Amongst this are stories from the present day where Christensen, freelancing in the culture sector, experiences a different kind of madness with no portals to new worlds. There is no alternative, as the British cultural critic Mark Fisher (1968 – 2017) wrote. Fisher sought to define depression as something political rather than a chemical imbalance of the brain. Christensen tells the story about two colleagues – who suffered from depression and took their own lives – wondering if their troubles were a consequence of their work situation and the current Capitalist system. How can we start viewing this modern affliction as a collective issue rather than something we should deal with alone?

The crises of the mind and the environment seem to be two sides of the same coin.
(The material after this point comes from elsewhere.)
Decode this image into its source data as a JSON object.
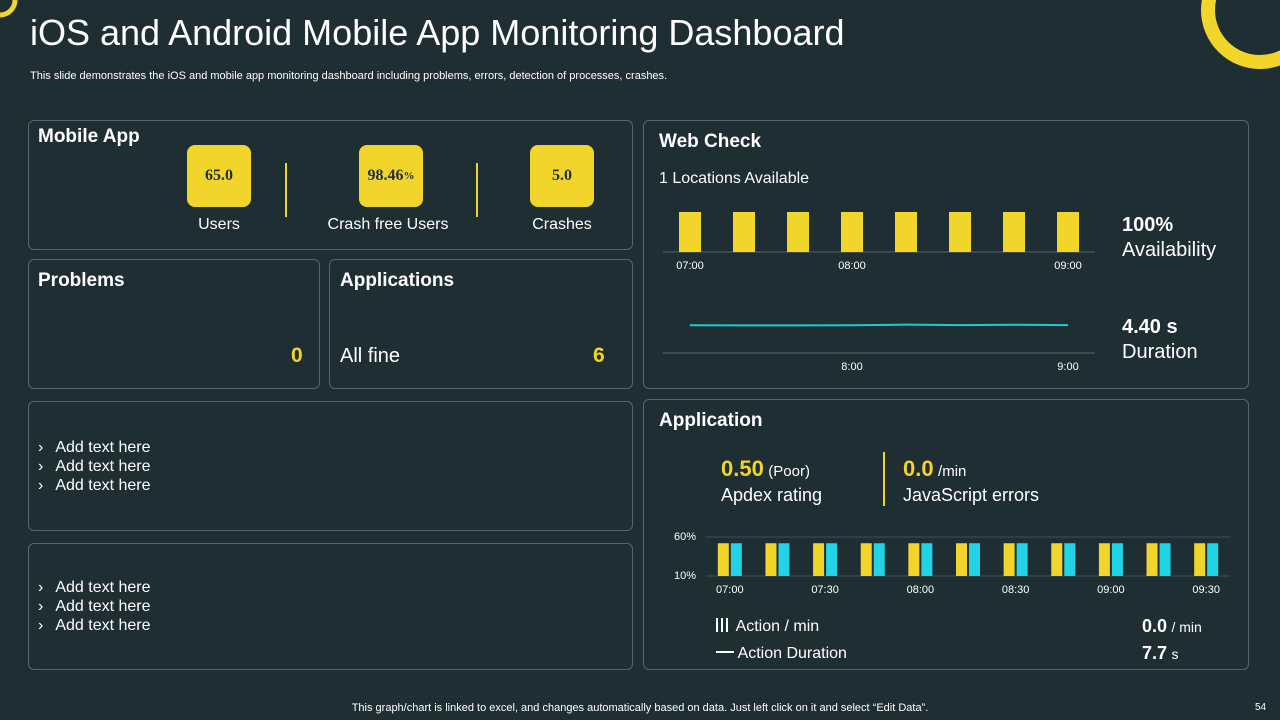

The dream spaces of the surrealists often depicted other worlds; outer space, undersea vistas, and borderline landscapes like beaches where objects appear to dissolve and merge into hybrids. The dream-like world of the coral sea is now in dire trouble yet our thoughts are occupied by the "magic" of new technology, rather than the seemingly pointless nature we’re surrounded by. References to sci-fi movies and climate-crisis documentaries flow through the text along with quotes from contemporary pop songs and other free associations.

In the second part of the book Christensen travels to New York, Mexico City and Los Angeles in search of Leonora; with the ghosts of her friends alongside her in New York on Halloween, and in Mexico City on the Day of the Dead. She experiences Leonora's art first hand, and interviews the American scholars that were in touch with the artist in the 70s and 80s. The feminist pioneer Gloria Orenstein (b. 1938) helps to reframe Leonora as an early ecofeminist who addressed today’s problems many years before we arrived where we are now. Christensen also imagines a conversation between Leonora and the ecophilosopher Donna Haraway (b. 1944) and how the tension between the two women erupts in wild rants and states of shared inspiration. Through her journey in Leonora's footsteps Christensen looks for the strength to deal with her losses and for a more hopeful outlook towards methods of collective mobilization.